Con el objetivo de alcanzar el 2% del PIB en gastos militares, Alemania destinará 51.800 millones de euros de su presupuesto, en comparación con los 50.000 millones de euros de 2023. Además, se agregarán 19.200 millones de euros provenientes del «fondo especial para las Fuerzas Armadas», que ha sido dotado con 100.000 millones de euros desde el comienzo de la guerra, aunque solo se ha gastado una pequeña fracción de esa cantidad.
El proyecto de presupuesto también revela que Alemania planea reducir considerablemente los gastos y los nuevos préstamos en el próximo año. Esta estrategia se basa en una «normalización» de la política presupuestaria después de la pandemia y la crisis energética que ha enfrentado el país en los últimos años.
Sin embargo, la elaboración del proyecto de presupuesto no fue una tarea fácil para el gobierno de Olaf Scholz, ya que generó tensiones entre los tres partidos de la coalición gobernante debido a la reducción del gasto solicitada por el ministro de Finanzas, Christian Lindner, quien pertenece al partido liberal.
En general, Alemania prevé gastar 445.700 millones de euros en el próximo año, en comparación con los 476.300 millones de euros programados para este año. Aunque se espera una disminución en los gastos, se estima que en 2024 los niveles de gasto superarán en un 25% los niveles de 2019.
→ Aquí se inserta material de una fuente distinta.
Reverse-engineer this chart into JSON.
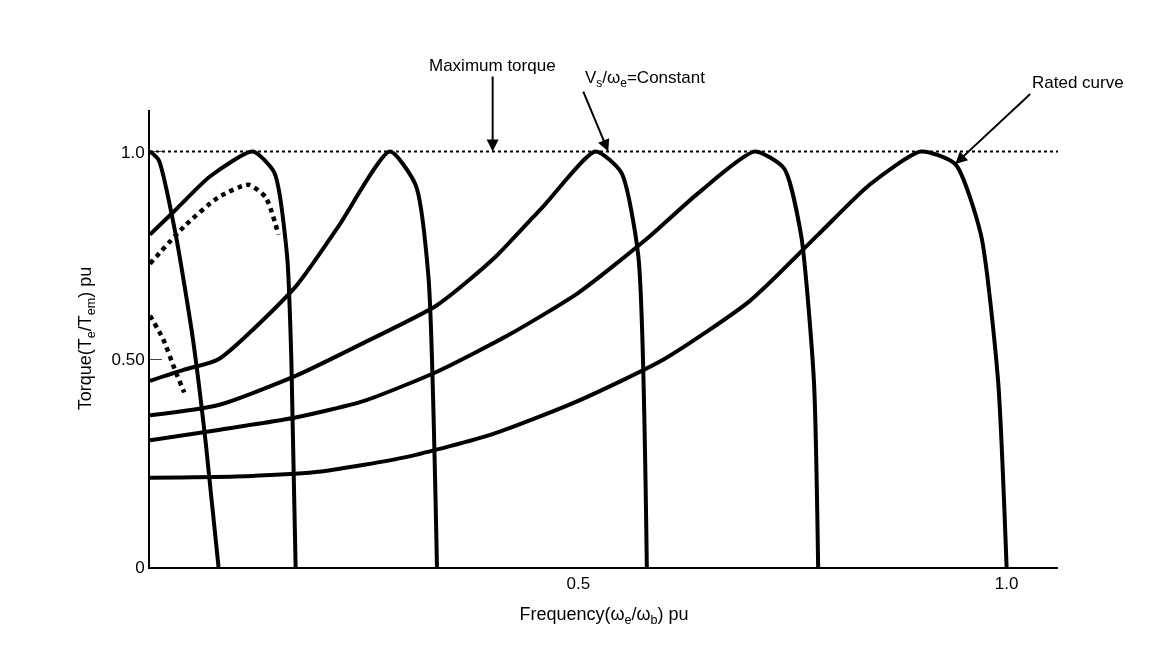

En términos de préstamos, se proyecta una reducción significativa, pasando de 45.600 millones de euros en 2023 a 16.600 millones de euros en 2024. Esta disminución demuestra el compromiso de Alemania en cumplir con su regla constitucional de limitar la deuda estatal a no más del 0,35% de su PIB anualmente.
Es importante destacar que la restricción constitucional de frenar la deuda estuvo suspendida durante tres años para permitir al gobierno inyectar fondos destinados a mitigar el impacto de la pandemia de COVID-19. Sin embargo, la restricción ha vuelto a estar vigente este año, lo que indica la prioridad de mantener un equilibrio fiscal y una gestión responsable de los recursos.